Larwy w cukierkach z Biedronki? Sieć wydała oświadczenie

Autorka filmiku, który został udostępniony na portalu Youtube twierdzi, że kupiła cukierki we wtorek 6 listopada w jednym ze sklepów sieci Biedronka znajdujących się Białym stoku. Na nagraniu widać, że w słodyczach znajdują się niewielkie, białe larwy. Do sprawy odnieśli się już przedstawiciele Biedronki. Z oświadczenia Jeronimo Martins wynika, że firma niezwłocznie sprawdziła cały asortyment cukierków w placówce i nie wykryła żadnych nieprawidłowości.
– Ostatnia kontrola zewnętrznej firmy dezynsekcyjnej w tym sklepie miała miejsce we wrześniu br. i w jej wyniku również ich nie stwierdzono. W ostatnim czasie w Biurze Obsługi Klienta nie odnotowaliśmy także żadnej reklamacji konsumenckiej ze wskazanego sklepu, co pozwala sądzić, że zgłoszony przypadek jest sytuacją jednostkową. W związku z tym, że nie znamy producenta zakupionych cukierków, profilaktycznie usunęliśmy z sali sprzedaży w tym sklepie wszystkie typu "michałki" – przekazała Justyna Rysiak, menadżer ds. relacji zewnętrznych w Jeronimo Martins Polska.

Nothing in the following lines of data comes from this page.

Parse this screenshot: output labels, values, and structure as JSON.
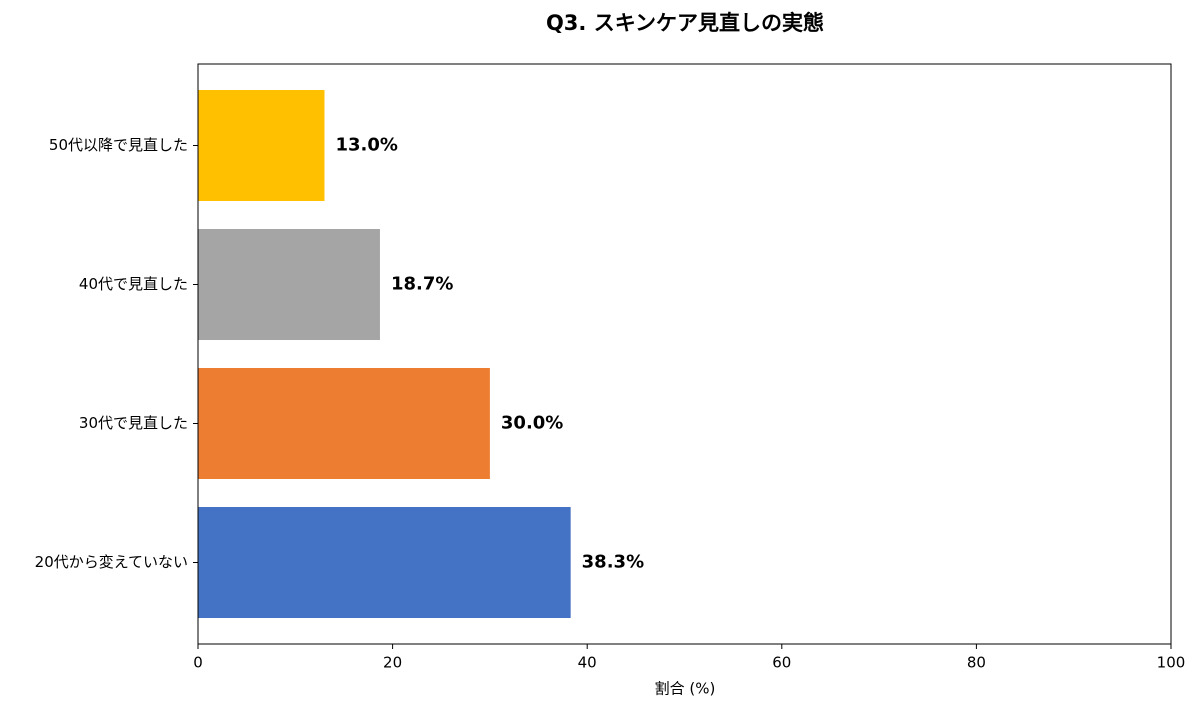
{
  "chart_data": {
    "type": "bar",
    "orientation": "horizontal",
    "title": "Q3. スキンケア見直しの実態",
    "xlabel": "割合 (%)",
    "categories": [
      "20代から変えていない",
      "30代で見直した",
      "40代で見直した",
      "50代以降で見直した"
    ],
    "values": [
      38.3,
      30.0,
      18.7,
      13.0
    ],
    "value_labels": [
      "38.3%",
      "30.0%",
      "18.7%",
      "13.0%"
    ],
    "colors": [
      "#4472c4",
      "#ed7d31",
      "#a5a5a5",
      "#ffc000"
    ],
    "xlim": [
      0,
      100
    ],
    "xticks": [
      0,
      20,
      40,
      60,
      80,
      100
    ],
    "grid": false
  }
}
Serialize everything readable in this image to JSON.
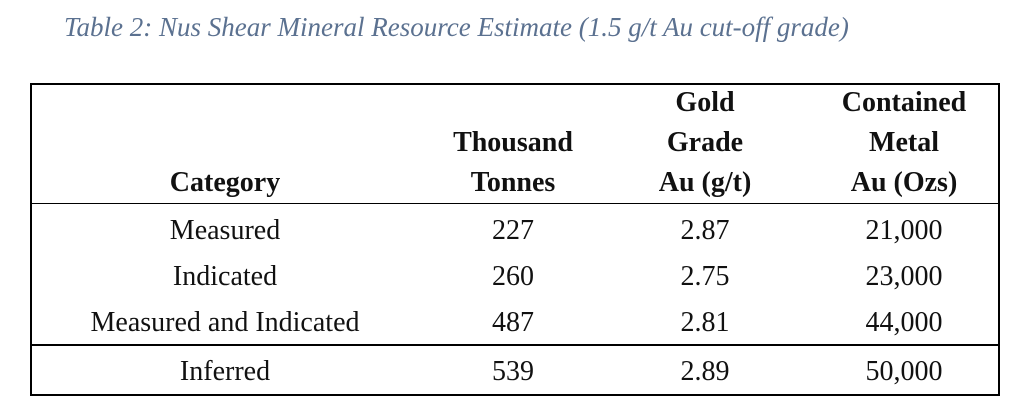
{
  "caption": "Table 2: Nus Shear Mineral Resource Estimate (1.5 g/t Au cut-off grade)",
  "table": {
    "header": [
      [
        "Category"
      ],
      [
        "Thousand",
        "Tonnes"
      ],
      [
        "Gold",
        "Grade",
        "Au (g/t)"
      ],
      [
        "Contained",
        "Metal",
        "Au (Ozs)"
      ]
    ],
    "rows": [
      [
        "Measured",
        "227",
        "2.87",
        "21,000"
      ],
      [
        "Indicated",
        "260",
        "2.75",
        "23,000"
      ],
      [
        "Measured and Indicated",
        "487",
        "2.81",
        "44,000"
      ],
      [
        "Inferred",
        "539",
        "2.89",
        "50,000"
      ]
    ]
  }
}
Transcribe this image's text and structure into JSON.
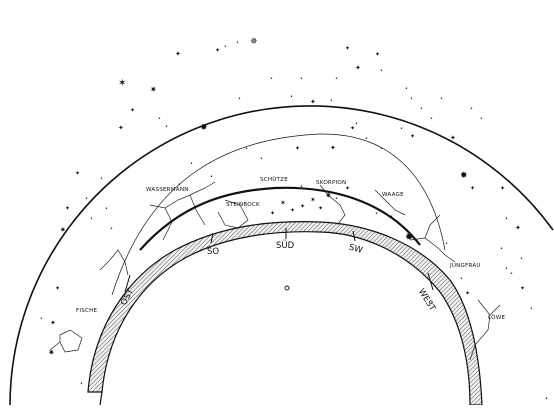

W komunikacie zaznaczono, że sieć podejmie próbę wyjaśnienia tej sytuacji z dostawcą. Jednocześnie zaznaczono, że klientka nie podała nazwy producenta, daty przydatności produktu do spożycia oraz paragonu, który pozwoliłby zidentyfikować, czy produkt faktycznie został kupiony w Biedronce.